Running smartctl -a /dev/sdb
will give you more info. If you are on Windows, you can run SW like CrystalDiskInfo.
It is a good idea to regularly check SMART values on all your disks anyway.
What you can do now
Create a LiveUSB, boot from there, and start GPart. You need to see what is recognized from your HDDB to see what can be salvaged, if anything.
If your other partitions are still recognized, then it may just be a problem of restoring your EFI boot partition and install a boot manager that wants to boot from Windows or your other Linux partition.
You may have to also edit /etc/fstab
from your still-alive Debian/Ubuntu to no longer try to mount sda5 (which won't be written as sda5 but rather its now-non-existent GUID) otherwise booting will take a long time or fail to boot.
If what was nuked was your EFI boot partition, you're then in luck.
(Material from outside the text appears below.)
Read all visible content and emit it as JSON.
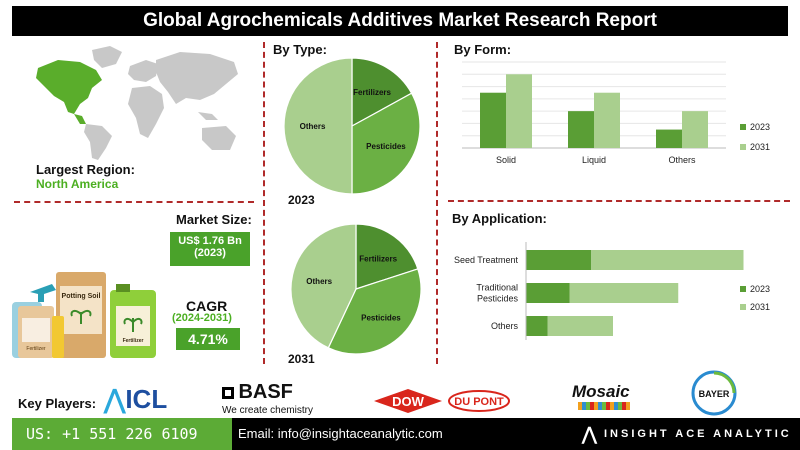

Just recreating it as FAT32, setting the EFI boot bit, and installing GRUB on it again will restore your system.
But there's like a thousand possibilities, you don't know yet what will find when you open GPart on your HDDB.
At worse nothing is recognized and the only alternative would be to use the same techniques professional disk recovery services use for when a drive fails (scrap raw disk, try to recognize partition tables, if that fails try to recognize files by their common patterns) or just format everything and install from scratch.